Phase gates are evil
April 17, 2018
The one single phrase I remember best from my first Scaled Agile Framework training was the quote of Dr Alan Ward: “Phase gates are evil”. I found this statement both very funny and incredibly liberating.
As a project manager, I have scrambled through project phase gates for several years. This was a particularly important rite of passage at clients who had their own project management methodology with clearly defined phase gates. It was not only a matter of project quality assurance, but a matter of pride in the company’s way of working, that phase gate criteria were fulfilled to the letter before the project was allowed to proceed.
You can probably read between my lines that I didn’t always appreciate this dedication. I have two specific issues with phase gates, and while I don’t personally take quite as strong a stand as Dr Ward, I do think we need to be very careful if we decide to require phase gate approvals in projects.
First, phase gate approvals create unnecessary idle time for a team. The last product missing for the approval is holding the entire team back, and calendar time from the decision makers can be difficult to obtain. A smart and resourceful team can certainly work around that to some extent, but that means we’re working through loopholes in the structure – rather than the structure supporting the work, which is the whole point of having a project methodology.
Second, quality assurance impact of phase gates is near negligible. Quality needs to be worked into the product ahead of time, not scrambled together at the last minute for a gate approval. Quality criteria and definitions of ready and done (DoR and DoD) that are specified clearly in advance are much more effective for quality assurance.

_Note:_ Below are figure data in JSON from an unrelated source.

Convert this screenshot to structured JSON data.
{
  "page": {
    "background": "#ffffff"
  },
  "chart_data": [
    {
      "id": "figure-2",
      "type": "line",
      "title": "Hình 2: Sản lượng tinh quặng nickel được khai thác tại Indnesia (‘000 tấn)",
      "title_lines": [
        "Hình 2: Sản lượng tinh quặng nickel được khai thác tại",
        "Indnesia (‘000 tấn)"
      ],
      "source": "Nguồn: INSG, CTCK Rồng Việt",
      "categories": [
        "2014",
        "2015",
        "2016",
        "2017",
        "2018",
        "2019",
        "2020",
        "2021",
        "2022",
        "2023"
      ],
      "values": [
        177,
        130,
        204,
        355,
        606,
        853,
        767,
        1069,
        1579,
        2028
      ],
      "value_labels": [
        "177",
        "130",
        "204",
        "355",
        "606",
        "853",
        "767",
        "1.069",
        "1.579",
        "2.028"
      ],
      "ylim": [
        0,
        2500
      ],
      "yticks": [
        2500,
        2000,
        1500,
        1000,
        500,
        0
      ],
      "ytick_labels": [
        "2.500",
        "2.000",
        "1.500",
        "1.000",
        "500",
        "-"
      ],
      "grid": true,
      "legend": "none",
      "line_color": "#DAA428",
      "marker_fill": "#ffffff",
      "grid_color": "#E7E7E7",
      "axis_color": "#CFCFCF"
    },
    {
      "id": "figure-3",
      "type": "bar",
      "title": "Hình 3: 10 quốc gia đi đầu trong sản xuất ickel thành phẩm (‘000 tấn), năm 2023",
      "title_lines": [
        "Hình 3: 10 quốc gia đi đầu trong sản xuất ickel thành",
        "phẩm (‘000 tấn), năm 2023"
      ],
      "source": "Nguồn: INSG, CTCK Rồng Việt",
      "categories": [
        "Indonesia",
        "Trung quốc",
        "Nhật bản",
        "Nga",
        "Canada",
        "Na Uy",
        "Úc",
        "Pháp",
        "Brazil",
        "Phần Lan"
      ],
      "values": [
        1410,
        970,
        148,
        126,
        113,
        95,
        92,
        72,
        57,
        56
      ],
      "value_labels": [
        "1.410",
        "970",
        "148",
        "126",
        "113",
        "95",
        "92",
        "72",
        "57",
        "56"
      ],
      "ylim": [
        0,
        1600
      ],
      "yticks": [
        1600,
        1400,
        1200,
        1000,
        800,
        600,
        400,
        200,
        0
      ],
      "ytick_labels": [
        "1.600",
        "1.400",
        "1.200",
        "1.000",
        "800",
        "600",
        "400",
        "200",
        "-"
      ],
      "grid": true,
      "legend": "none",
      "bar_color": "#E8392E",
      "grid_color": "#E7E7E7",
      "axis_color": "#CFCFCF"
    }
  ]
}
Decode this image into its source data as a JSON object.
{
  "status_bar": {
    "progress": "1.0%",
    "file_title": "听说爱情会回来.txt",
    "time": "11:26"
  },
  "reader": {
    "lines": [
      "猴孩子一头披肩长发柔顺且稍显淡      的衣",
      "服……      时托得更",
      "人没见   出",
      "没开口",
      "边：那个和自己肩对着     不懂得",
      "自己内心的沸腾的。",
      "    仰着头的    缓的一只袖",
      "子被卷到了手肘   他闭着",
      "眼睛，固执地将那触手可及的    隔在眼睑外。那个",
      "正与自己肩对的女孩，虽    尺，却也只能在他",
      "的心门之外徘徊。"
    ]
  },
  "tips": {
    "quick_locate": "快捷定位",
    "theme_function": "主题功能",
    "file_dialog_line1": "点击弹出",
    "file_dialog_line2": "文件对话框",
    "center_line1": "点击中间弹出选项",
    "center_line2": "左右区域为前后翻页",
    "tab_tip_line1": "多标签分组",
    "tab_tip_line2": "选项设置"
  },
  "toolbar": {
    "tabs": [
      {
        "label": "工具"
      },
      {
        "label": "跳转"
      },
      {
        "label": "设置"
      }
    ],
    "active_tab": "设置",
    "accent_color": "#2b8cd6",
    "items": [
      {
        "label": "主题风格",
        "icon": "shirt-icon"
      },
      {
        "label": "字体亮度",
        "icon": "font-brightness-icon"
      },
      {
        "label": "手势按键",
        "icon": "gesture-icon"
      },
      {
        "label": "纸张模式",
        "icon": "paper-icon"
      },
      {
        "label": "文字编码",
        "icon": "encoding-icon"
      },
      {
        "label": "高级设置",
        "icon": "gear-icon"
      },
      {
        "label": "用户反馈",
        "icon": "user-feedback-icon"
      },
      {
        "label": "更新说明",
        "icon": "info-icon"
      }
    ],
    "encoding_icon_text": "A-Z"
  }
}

On the other hand, most projects have some sort of phases, at minimum the initiation stage and delivery stage. If your project has multiple stages of differing activities, it is sensible to recognize them and keep the team and management informed about the big picture. Management needs to be informed of the team’s progress, and needs to be able to inspect the quality of the work done. This need is better served by regular checkpoints that are in everyone’s calendars well ahead of the time, rather than formal gate approvals.
It’s necessary to recognize that the other extreme also exists: projects that are initiated and pushed forward without adequate control and structure, and fail to deliver their expected value. These situations are best avoided by having clear content and quality criteria for project deliverables, a solid understanding of dependencies, and continuous review of the business justification for the project. A “fail fast” mind-set needs to be applied: we need to have courage to stop a project if expected content and quality is not achieved. This can be done at any time, not only at phase gates.
What do you think? What are your experiences on project phase gates?